Working in an office or studio and having to watch this performance is excruciating. It really is. I think drawing is both an analytical, investigative and generative tool. The best design architects know this. They know when to employ a hand sketch or drawing, employing different modes. They are interested in the design and not the flourish and the poetic mystery of the performance. They work to produce a design once the sketch is done. The initial sketch generates further sketches. The original sketch is not enshrined as art representative of male genius. Less infantile architects use drawings to observe as well as solve problems and develop a design. Simply put, design drawing and sketching is work. 

Yellowtrace fiddling

Once built you can tell the buildings that have been designed via this type of yellow traced performance. You can see the little tweaks and fiddles that have been added to the Revit or Microstation model. The adjustment and shifts in facades and window elevations. The added bits of architectural figuration. The big ideas, first conceived as sketches, that remain as vestiges in the built form, around which an underling has desperately tacked on the rest of the spaces. The shaping and skewing of plans that are knee jerk reactions to the immediate urban or heritage context. The problem is you have to walk through this slop.

Maybe that’s why I like Rossi’s drawings because they are the same elements and forms repeated and re-presented over and over again.

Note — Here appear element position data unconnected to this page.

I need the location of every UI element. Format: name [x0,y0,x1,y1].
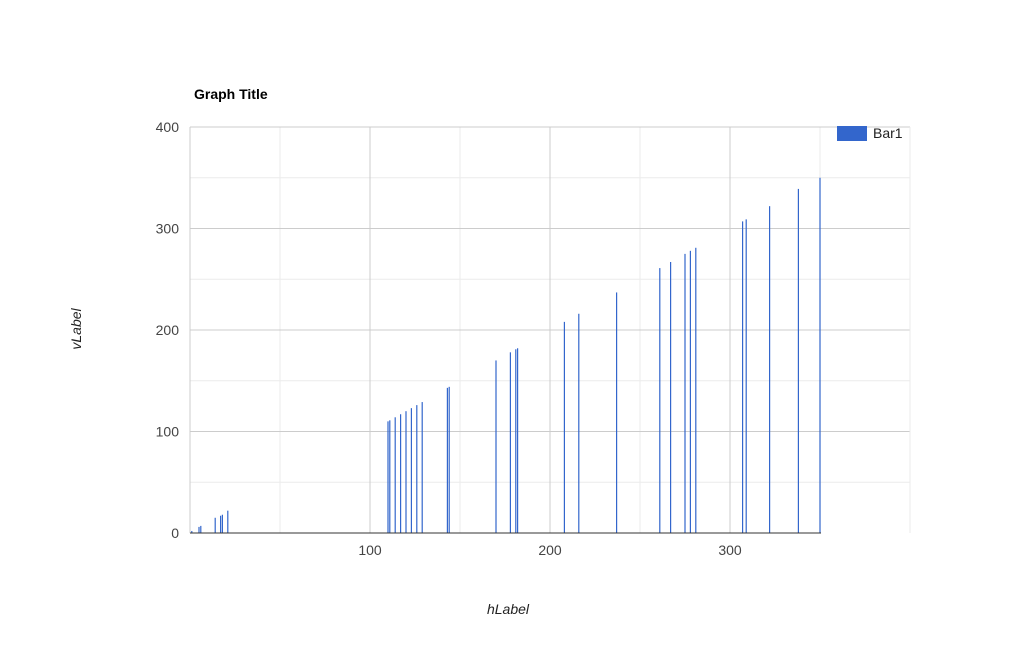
bar [191,530,193,533]
bar [495,360,497,533]
x-tick-label: 100 [358,542,382,558]
bar [227,510,229,533]
bar [684,253,686,533]
bar [659,268,661,533]
legend: Bar1 [837,125,903,141]
bar [394,417,396,533]
bar [616,292,618,533]
x-tick-label: 300 [718,542,742,558]
bar [745,219,747,534]
bar [689,250,691,533]
legend-label: Bar1 [873,125,903,141]
bar [221,514,223,533]
legend-swatch [837,126,867,141]
bar [695,247,697,533]
y-axis-title: vLabel [68,307,84,349]
x-axis-title: hLabel [487,601,530,617]
bar [410,408,412,533]
y-tick-label: 100 [156,424,180,440]
grid [189,126,911,533]
bar [400,414,402,533]
chart-title: Graph Title [194,86,268,102]
bar [214,517,216,533]
bars [191,177,821,534]
bar [421,402,423,533]
bar [819,177,821,533]
bar [797,188,799,534]
bar [220,515,222,533]
bar [446,387,448,533]
bar [448,386,450,533]
bar [515,349,517,533]
bar [742,221,744,533]
bar [563,321,565,533]
bar [416,405,418,533]
y-tick-label: 300 [156,221,180,237]
y-tick-label: 200 [156,322,180,338]
bar [517,348,519,533]
axes: 100 200 300 0 100 200 300 400 [156,119,821,558]
bar [578,313,580,533]
y-tick-label: 400 [156,119,180,135]
bar [670,261,672,533]
bar [769,206,771,534]
bar [405,411,407,533]
bar [200,525,202,533]
bar [387,421,389,533]
bar [389,420,391,533]
x-tick-label: 200 [538,542,562,558]
bar [509,352,511,533]
y-tick-label: 0 [171,525,179,541]
bar [198,526,200,533]
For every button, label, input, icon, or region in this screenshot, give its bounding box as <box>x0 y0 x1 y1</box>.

Rossi’s drawings are in obvious contrast to those architects who create poetic art each time the squirt the graphite onto the yellow. Maybe thats why Rossi writes about the process of “forgetting architetcure.” John Hedjuk’s drawings represent a different and more subtle kind of poetry than the crude performances described above. There is a humility in the best architectural drawings and design sketches where it is less about the gesture and the performance in place of an almost animistic presence in the drawing itself. Hedjuk’s sketches contain an Archipelago of ideas not content or seduced by their own gestures of making. I think that there is a kind of frenetic desperation in Hedjuk’s, or even perhaps Alvaro Siza’s, sketches. At least Siza looks like he is trying to work some things out. But, the performers and actors in architecture always make it look oh so easy and individuated to their own personality.


I am not sure if this is true but, I always had the idea that the great, and syphilitic, architect Adolf Loos burnt all his papers and drawings. I think that to forget architecture is probably best and most courageous thing any architect can do. All architects have to do that at some point.